Cant see the attraction of electronic books , have to do a lot of reading on p.c for work and cant do it for leisure ! Dont see the printed book ever going, its too convenient . As for the Lancia , could be the basis for a book eventually , just reading about this engine rebuild . You have my sympathy as have just finished a 20 year old XL100 engine for my daughter and in the process of of a 1958 fordson tractor engine which keeps throwing up problems , and they werent rare at all !

7. Daisy - January 3, 2010

Having witnessed my very elderly aunt’s disbelieving pleasure when she received a Kindle for Christmas, I can safely say that for someone with bad eyesight and little strength but lots of marbles up top, the Kindle is a godsend, with large-enough font, huge accessibility, loads of titles and no waste of space.

But personally I’d hate to lose the paper version, particularly for research, colour reproduction and detail, all of which are crucial to my work as a painter. Kindle at present doesn’t come near any of that.

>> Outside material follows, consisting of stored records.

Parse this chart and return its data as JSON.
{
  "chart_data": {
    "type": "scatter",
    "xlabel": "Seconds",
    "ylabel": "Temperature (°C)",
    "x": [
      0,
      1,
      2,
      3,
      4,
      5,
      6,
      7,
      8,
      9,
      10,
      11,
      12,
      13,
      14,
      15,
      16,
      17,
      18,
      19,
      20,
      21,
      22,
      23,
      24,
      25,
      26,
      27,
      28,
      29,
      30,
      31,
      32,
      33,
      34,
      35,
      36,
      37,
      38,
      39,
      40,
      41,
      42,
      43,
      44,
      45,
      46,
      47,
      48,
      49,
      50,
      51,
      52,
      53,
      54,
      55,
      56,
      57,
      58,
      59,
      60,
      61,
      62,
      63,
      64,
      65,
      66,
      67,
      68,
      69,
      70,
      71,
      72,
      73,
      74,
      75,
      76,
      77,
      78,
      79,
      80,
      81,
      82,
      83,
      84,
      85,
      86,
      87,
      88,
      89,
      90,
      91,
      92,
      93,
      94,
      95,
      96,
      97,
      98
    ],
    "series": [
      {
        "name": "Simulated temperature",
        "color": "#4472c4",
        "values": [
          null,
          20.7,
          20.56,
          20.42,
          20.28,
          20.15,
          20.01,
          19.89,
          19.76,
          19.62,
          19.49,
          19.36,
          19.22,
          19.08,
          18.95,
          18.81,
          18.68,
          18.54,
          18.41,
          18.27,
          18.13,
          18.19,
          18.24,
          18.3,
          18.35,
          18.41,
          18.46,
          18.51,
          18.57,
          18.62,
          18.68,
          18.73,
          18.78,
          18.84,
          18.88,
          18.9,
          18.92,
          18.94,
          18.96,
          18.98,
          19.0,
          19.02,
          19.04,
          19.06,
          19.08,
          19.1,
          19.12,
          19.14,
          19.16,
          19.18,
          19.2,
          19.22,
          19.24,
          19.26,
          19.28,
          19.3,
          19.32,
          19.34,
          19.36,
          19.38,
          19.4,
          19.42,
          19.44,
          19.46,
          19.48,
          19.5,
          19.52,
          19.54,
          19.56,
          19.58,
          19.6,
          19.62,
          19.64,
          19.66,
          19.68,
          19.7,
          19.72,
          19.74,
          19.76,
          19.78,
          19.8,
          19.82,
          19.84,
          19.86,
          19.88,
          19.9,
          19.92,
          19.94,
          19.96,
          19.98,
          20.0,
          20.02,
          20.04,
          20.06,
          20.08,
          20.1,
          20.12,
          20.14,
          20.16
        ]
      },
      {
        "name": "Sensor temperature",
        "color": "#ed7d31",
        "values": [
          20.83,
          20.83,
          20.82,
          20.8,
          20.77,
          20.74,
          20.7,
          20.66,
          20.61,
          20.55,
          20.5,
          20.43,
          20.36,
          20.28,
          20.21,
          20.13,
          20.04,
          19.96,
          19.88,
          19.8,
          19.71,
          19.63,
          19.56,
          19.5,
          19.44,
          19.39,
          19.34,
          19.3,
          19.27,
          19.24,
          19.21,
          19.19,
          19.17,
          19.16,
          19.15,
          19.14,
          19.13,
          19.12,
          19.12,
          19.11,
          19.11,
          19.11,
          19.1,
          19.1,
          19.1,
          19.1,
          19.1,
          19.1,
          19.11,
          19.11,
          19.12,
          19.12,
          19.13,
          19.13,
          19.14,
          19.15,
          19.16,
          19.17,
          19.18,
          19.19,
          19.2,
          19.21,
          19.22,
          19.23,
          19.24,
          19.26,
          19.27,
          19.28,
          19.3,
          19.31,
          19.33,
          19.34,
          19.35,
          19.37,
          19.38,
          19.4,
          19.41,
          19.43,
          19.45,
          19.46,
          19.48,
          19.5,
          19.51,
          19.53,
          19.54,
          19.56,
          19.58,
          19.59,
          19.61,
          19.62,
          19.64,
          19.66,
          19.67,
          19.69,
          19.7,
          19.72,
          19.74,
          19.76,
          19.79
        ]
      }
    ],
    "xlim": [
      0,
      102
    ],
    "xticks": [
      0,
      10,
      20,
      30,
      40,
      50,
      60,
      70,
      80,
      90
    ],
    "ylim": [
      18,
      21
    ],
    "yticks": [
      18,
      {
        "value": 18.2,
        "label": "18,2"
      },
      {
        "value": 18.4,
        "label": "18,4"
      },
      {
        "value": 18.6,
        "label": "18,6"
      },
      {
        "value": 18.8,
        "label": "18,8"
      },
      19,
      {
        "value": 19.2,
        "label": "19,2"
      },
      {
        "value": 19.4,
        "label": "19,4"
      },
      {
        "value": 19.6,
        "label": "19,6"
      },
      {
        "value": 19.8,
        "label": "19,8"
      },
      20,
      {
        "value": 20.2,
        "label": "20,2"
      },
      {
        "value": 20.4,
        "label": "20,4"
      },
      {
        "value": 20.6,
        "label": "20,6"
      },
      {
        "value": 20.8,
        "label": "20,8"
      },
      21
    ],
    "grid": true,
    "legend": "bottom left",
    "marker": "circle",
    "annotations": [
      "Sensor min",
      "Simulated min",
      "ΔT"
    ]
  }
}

markswill - January 3, 2010

This woman is clearly an Amazonian and not to be trusted.

8. Martin Harrison - January 3, 2010

Sorry not to have clearly defined what I meant by throwing the word ‘Libraries’ in the mix. I was adding their loss to the losing list, rather than suggesting they were a great place to go when the book shops are gone.
I can see a place for e-lots of words on a screen, but not without the added fun of an edit/delete function.
May I direct people to a Barbara Kingsolver book of musings, ‘Small Wonder’ – the chapter Marking a Passage, for further thought..
Thank you, and be warm in your houses.

9. Polly - January 8, 2010

I have mixed feelings about electronic books. Initially, like Tony Rooney, I was against them due to the difficulty I have reading electronic screens and the fact that I have to use them all my working day. However, there has been a recent decline in my near sight and I was finding it difficult to read newspapers etc. without bright light and/or removing my distance glass. It occurs to me that I may be able to change the font type, colour and size on an electronic book (particulary useful for the French Enduro mag which likes to use inverse colours). I may be able to read it in a dark place instead of the requirement to have a light on. So it just boils down to the need to supply it with electricity and the cost of downloading publications onto it. There is something very satisfying about holding a book and opening the cover though. I’m sure the ability to flick through pages of an electronic book will be implemented (if not already). I like having books lying around and having books shelves full of books. I’m always deeply suspicious of any house where there isn’t a book in sight.